Tradizionalmente la contraddittorietà si configura quando si riscontra un contrasto fra più manifestazioni di volontà della stessa amministrazione nell’esercizio del medesimo potere.La contraddittorietà può sussistere all'interno di un provvedimento amministrativo oppure tra più provvedimenti amministrativi. La prima ipotesi, altrimenti detta contraddittorietà intrinseca, ricorre quando non vi è coerenza tra le parti di uno stesso atto amministrativo, specie tra il dispositivo e le sue premesse motivazionali .

La figura consente di addivenire ad un sindacato talvolta penetrante, che va al di là della motivazione formalmente resa.

Come è stato a più riprese affermato in giurisprudenza, non rileva in questi casi solo l'ampiezza della motivazione, ma anche la consequenzialità logica tra premesse e conclusioni;
consequenzialità che può e deve essere valutata in sede di giudizio di legittimità, pena l'inaccettabile conclusione che la discrezionalità non può essere censurata anche se esercitata in modo illogico o arbitrario( cfr. . Cons. Stato, sez. IV, 15 maggio 2003, n. 2614. Ancora Cons. Stato, sez. IV, 15 maggio 2003, n. 2614).

Al fine di ravvisare una contraddittorietà intrinseca occorre che, con riguardo alla cura di un medesimo interesse, l'amministrazione si sia determinata in modo logicamente incompatibile con un proprio precedente intervento, in maniera che l'uso del potere amministrativo per una finalità conforme a quella dello schema normativo non possa essere ravvisato in entrambi i casi, l'uno confliggendo insanabilmente con l'altro. Secondo tale consolidato indirizzo ermeneutico, è corretto parlare di contraddittorietà tra atti di un medesimo procedimento amministrativo solo se tra più atti successivi sussista un contrasto così inconciliabile da far dubitare su quale sia l'effettiva volontà dell'amministrazione. Si ritiene, in tale ottica interpretativa, che il divieto di contraddire precedenti determinazioni, in mancanza di una plausibile giustificazione, sia applicazione del principio di coerenza dell'attività amministrativa, a sua volta legato al valore della certezza del diritto. Si comprende così perché parte della dottrina abbia voluto configurare la contraddittorietà come una specie, "più immediatamente evidente", dell'illogicità (Cons. Stato, sez. IV, 6 luglio 2004, n. 5013.)La seconda ipotesi, altrimenti detta contraddittorietà estrinseca, astrattamente rilevante nella fattispecie in esame, può ricorrere non solo tra due provvedimenti non direttamente collegati fra di loro (ad esempio, provvedimento sanzionatorio che segue la redazione di note informative favorevoli), ma anche tra un provvedimento e i suoi atti preparatori (ad esempio, superamento di un concorso da parte di un candidato le cui prove sostenute risultino insufficienti dai verbali della commissione esaminatrice), nonché tra un provvedimento e un previo atto amministrativo di carattere generale, quale una circolare, una direttiva o altri atti di autolimitazione.

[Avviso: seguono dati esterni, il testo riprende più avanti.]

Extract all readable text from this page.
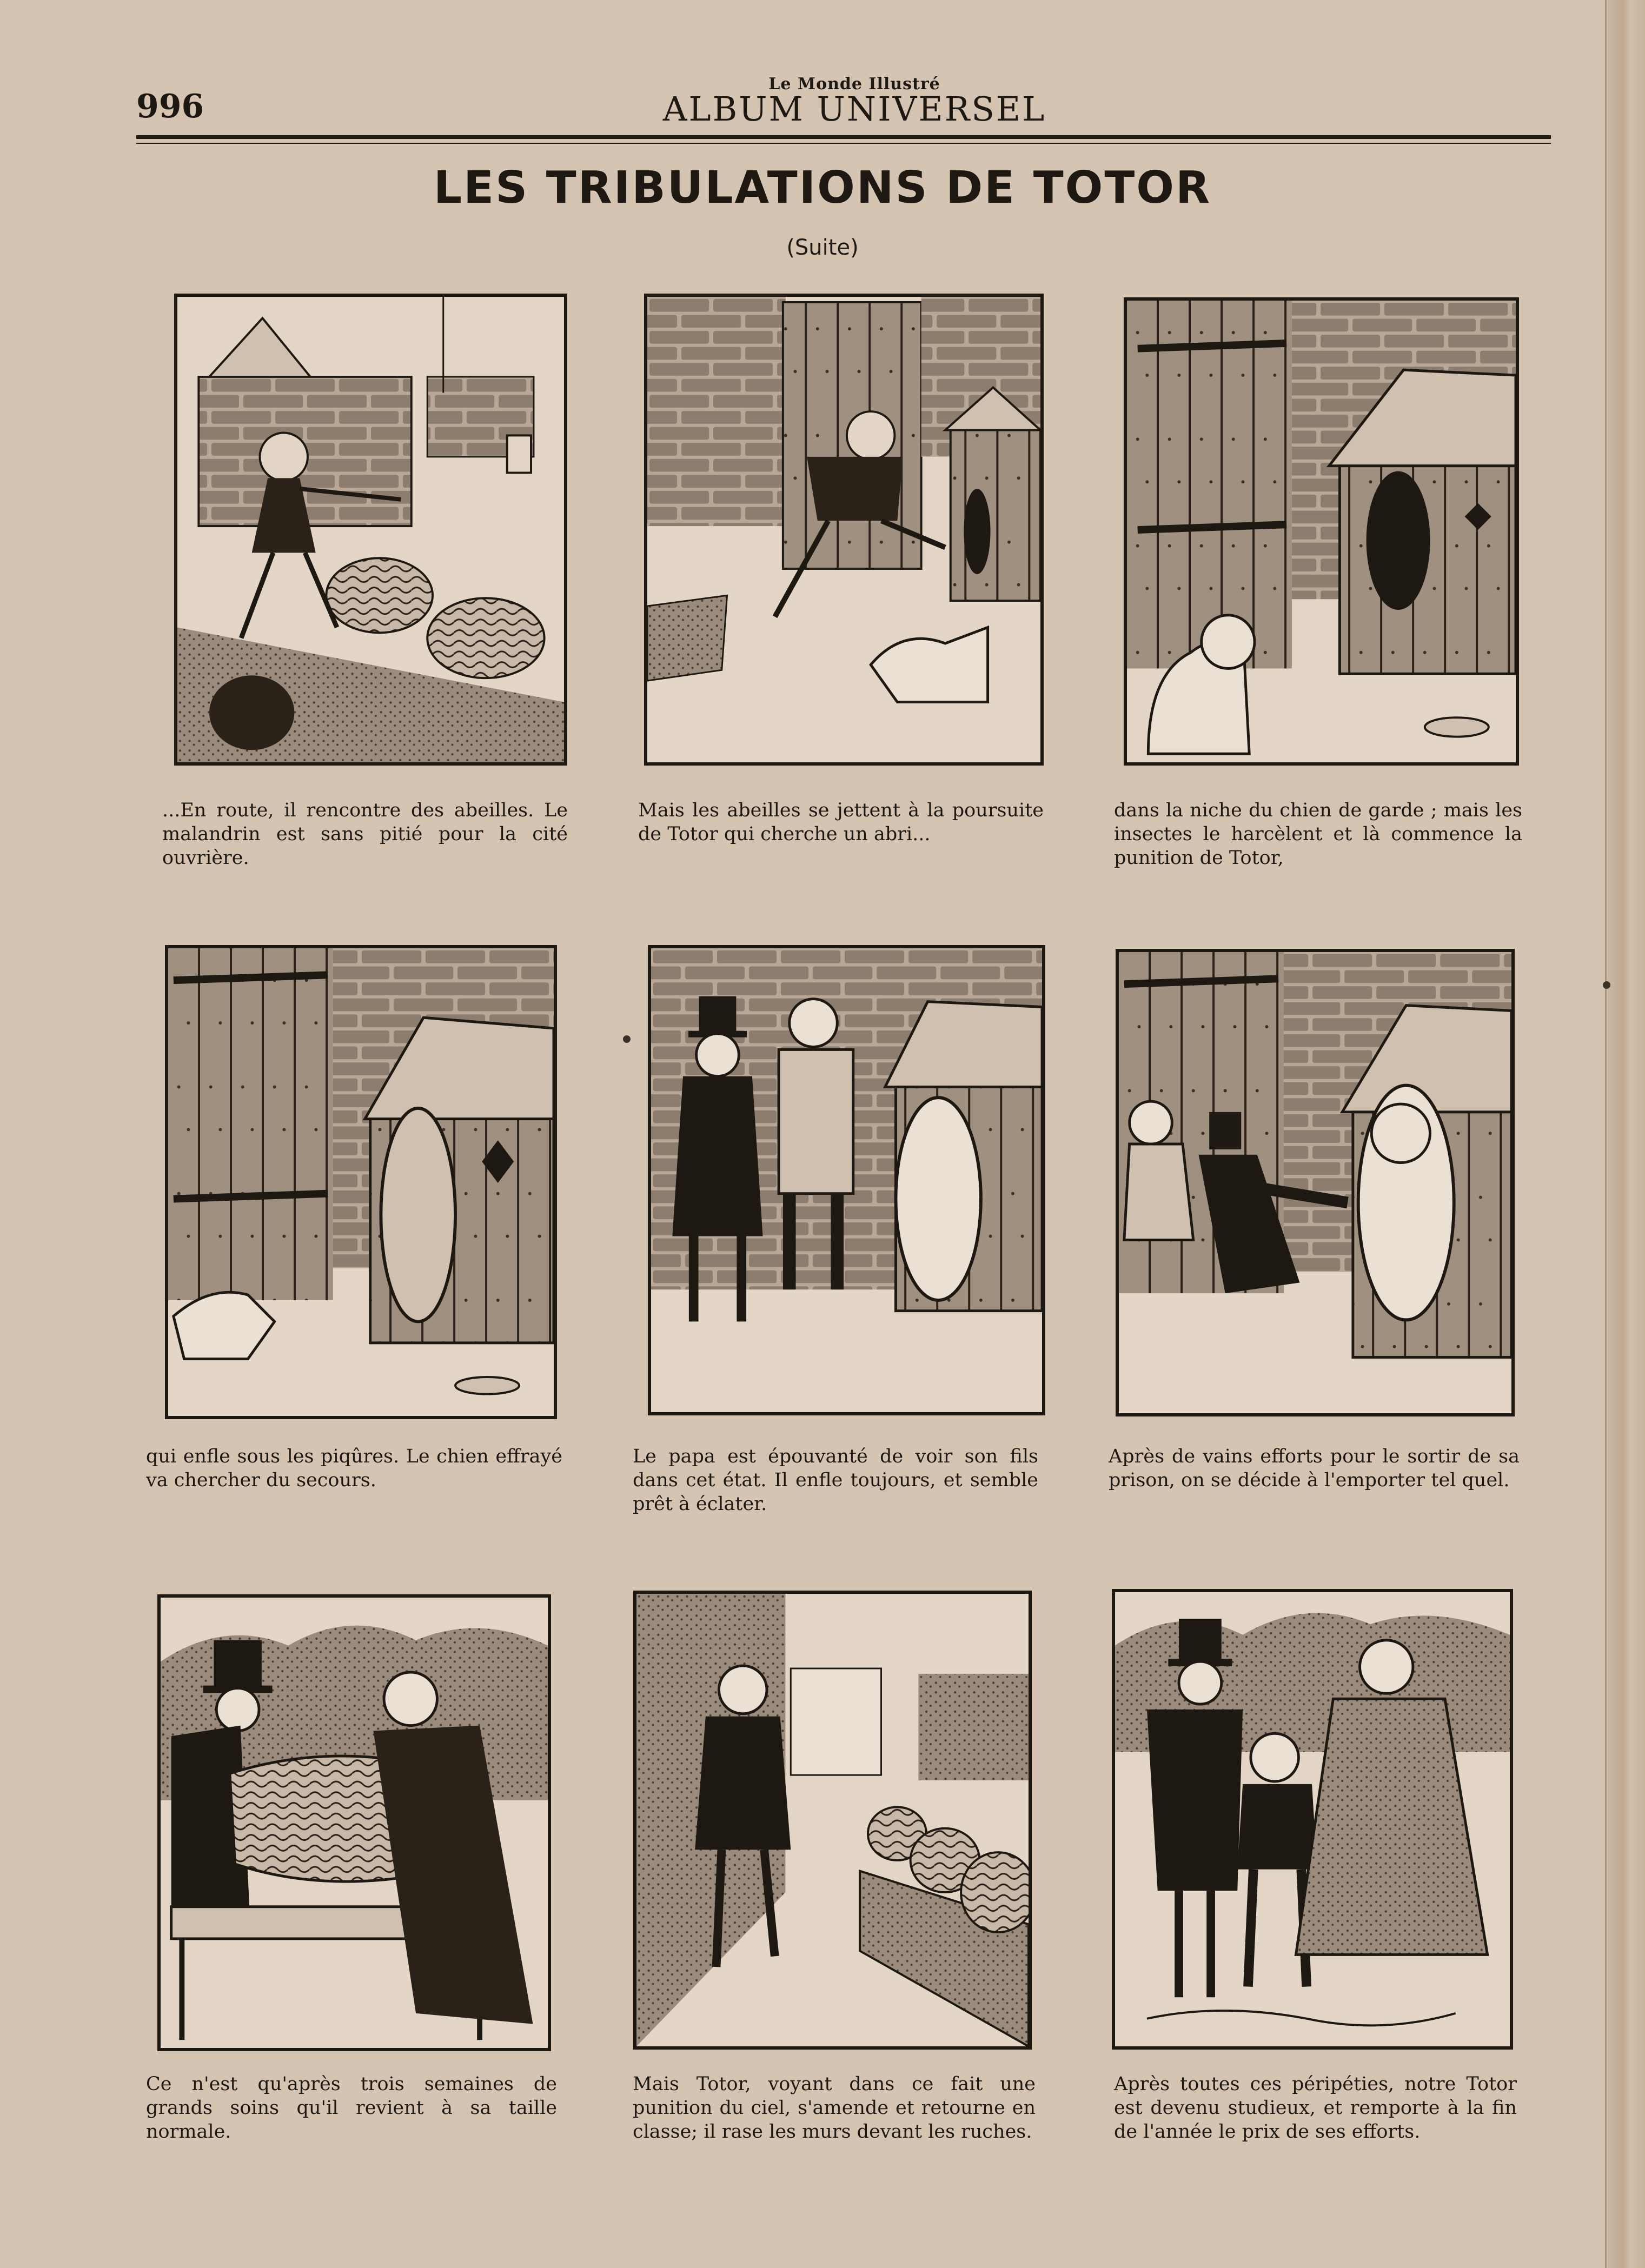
Le Monde Illustré
996	ALBUM UNIVERSEL
LES TRIBULATIONS DE TOTOR
(Suite)
...En route, il rencontre des abeilles. Le malandrin est sans pitié pour la cité ouvrière.
Mais les abeilles se jettent à la poursuite de Totor qui cherche un abri...
dans la niche du chien de garde ; mais les insectes le harcèlent et là commence la punition de Totor,
qui enfle sous les piqûres. Le chien effrayé va chercher du secours.
Le papa est épouvanté de voir son fils dans cet état. Il enfle toujours, et semble prêt à éclater.
Après de vains efforts pour le sortir de sa prison, on se décide à l'emporter tel quel.
Ce n'est qu'après trois semaines de grands soins qu'il revient à sa taille normale.
Mais Totor, voyant dans ce fait une punition du ciel, s'amende et retourne en classe; il rase les murs devant les ruches.
Après toutes ces péripéties, notre Totor est devenu studieux, et remporte à la fin de l'année le prix de ses efforts.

E’ stata reputata contrassegnata da tale vizio, ad esempio, la fattispecie in cui, dopo una serie di giudizi favorevoli circa un pubblico dipendente sotto il profilo dell'attitudine alle mansioni superiori, all'improvviso interviene al riguardo un giudizio totalmente negativo (Cons. Stato, sez. I, 21 marzo 1975, n. 571/73, in Cons. Stato, 1977, I, 662;
Cons. Stato, sez. V, 6 aprile 1991, n. 436, in Foro amm., 1991, 1069 Cons. Stato, sez. IV, 29 dicembre 2014, n. 6387)

Applicando tali coordinate al caso di specie, reputa la Sezione che non sussiste il vizio di contraddittorietà denunciato dalla parte appellante.

Giova sul punto considerare che il provvedimento di diniego del titolo abilitativo è stato adottato a distanza di circa 4 anni dal precedente atto endoprocedimentale e soprattutto nel quadro di un mutato assetto regolatorio, atteso che nelle more era venuto meno il piano urbanistico comunale. Per le ragioni in precedenza indicate, che valorizzano la qualificazione della nota del 2009 come atto meramente procedimentale, reputa la Sezione, in conformità con quanto già rilevato dal giudice di primo grado, che il provvedimento di diniego non assume il valore di atto di autotutela ma di provvedimento di primo grado.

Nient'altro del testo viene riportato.